Per questo, Donne in Campo-Cia ha messo in fila un insieme di interventi “fondamentali per sostenere la permanenza della donna e della sua famiglia agricola nei territori -ha ribadito Terenzi- e per trasformare l’impegno quotidiano delle imprenditrici in sviluppo per tutto il Paese”.
Tra le proposte, l’introduzione del co-manager dell’imprenditrice agricola, per garantire la continuità dell’attività durante i periodi di gestazione, maternità o assenza forzata, consentendo alla donna di scegliere personale di fiducia. Centrale anche la richiesta di mantenere e potenziare i punti nascita nelle aree interne, superando lo scoglio demografico che oggi ne determina la chiusura. Altro punto chiave è il rilancio dei consultori familiari rurali, come presidi di medicina di genere e sostegno psicologico per donne e giovani agricoltori. Fra le priorità, inoltre, valorizzare il ruolo sociale delle imprese agricole femminili, riconoscendo la loro capacità di offrire servizi educativi e di assistenza nelle comunità: fattorie didattiche e sociali, agriasili e agriturismi come centri di welfare di prossimità. Altrettanto necessario è prevedere una congrua dotazione finanziaria dedicata a livello nazionale e una legge quadro per l’imprenditoria agricola femminile, oggi marginale nei principali fondi e programmi come la Pac e il Pnrr, oltre a un pieno riconoscimento dei bisogni delle donne nel ridisegno della politica agricola europea.

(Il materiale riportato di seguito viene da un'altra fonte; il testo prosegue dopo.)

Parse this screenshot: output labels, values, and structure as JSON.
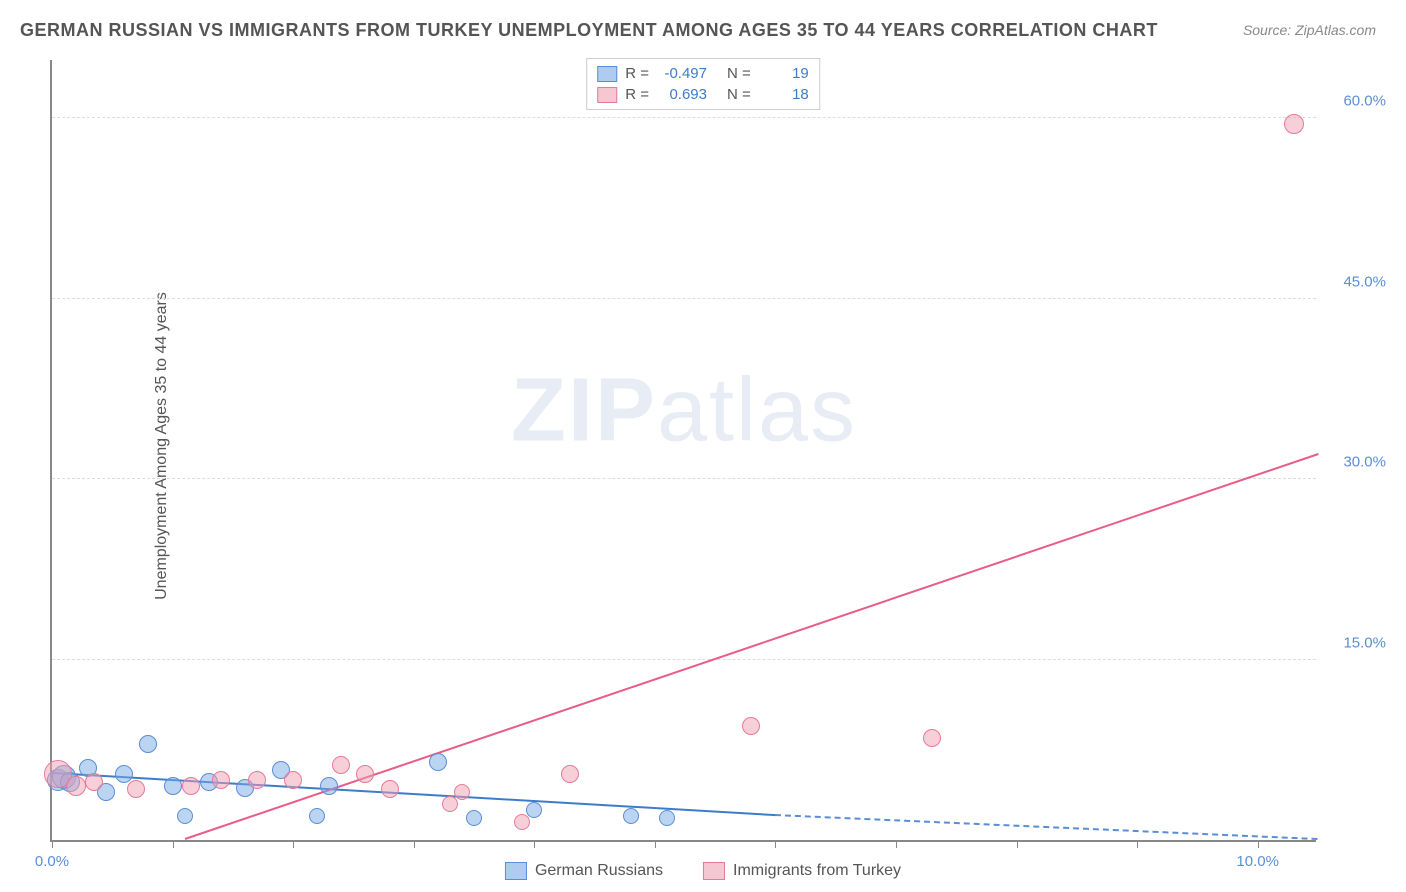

Tutti interventi che si affiancano alle alleanze strategiche costruite da Donne in Campo-Cia con il mondo dell’associazionismo, della ricerca e della cultura e portate in Assemblea: la collaborazione con Cittadinanzattiva per il diritto alla salute delle donne nelle aree interne, la partnership con l’Università di Cassino e SIDEA sull’impresa femminile, la sinergia con la Fondazione Lagostena Bassi per la prevenzione della violenza di genere attraverso il lavoro e l’indipendenza economica.
“In un momento di grande trasformazione per il mondo agricolo, il lavoro di Donne in Campo rappresenta un segnale concreto di innovazione e di visione -ha chiosato il presidente di Cia, Cristiano Fini-. La transizione verso sistemi agroalimentari più inclusivi, resilienti e sostenibili passa dal pieno riconoscimento del ruolo delle donne. Garantire loro pari accesso alle risorse, alla terra, al credito non è solo una questione di equità, ma una leva strategica per l’efficienza dell’intero settore. Sostenere il contributo delle donne in agricoltura significa investire nell’energia vitale dei territori e nel futuro delle nostre comunità rurali”.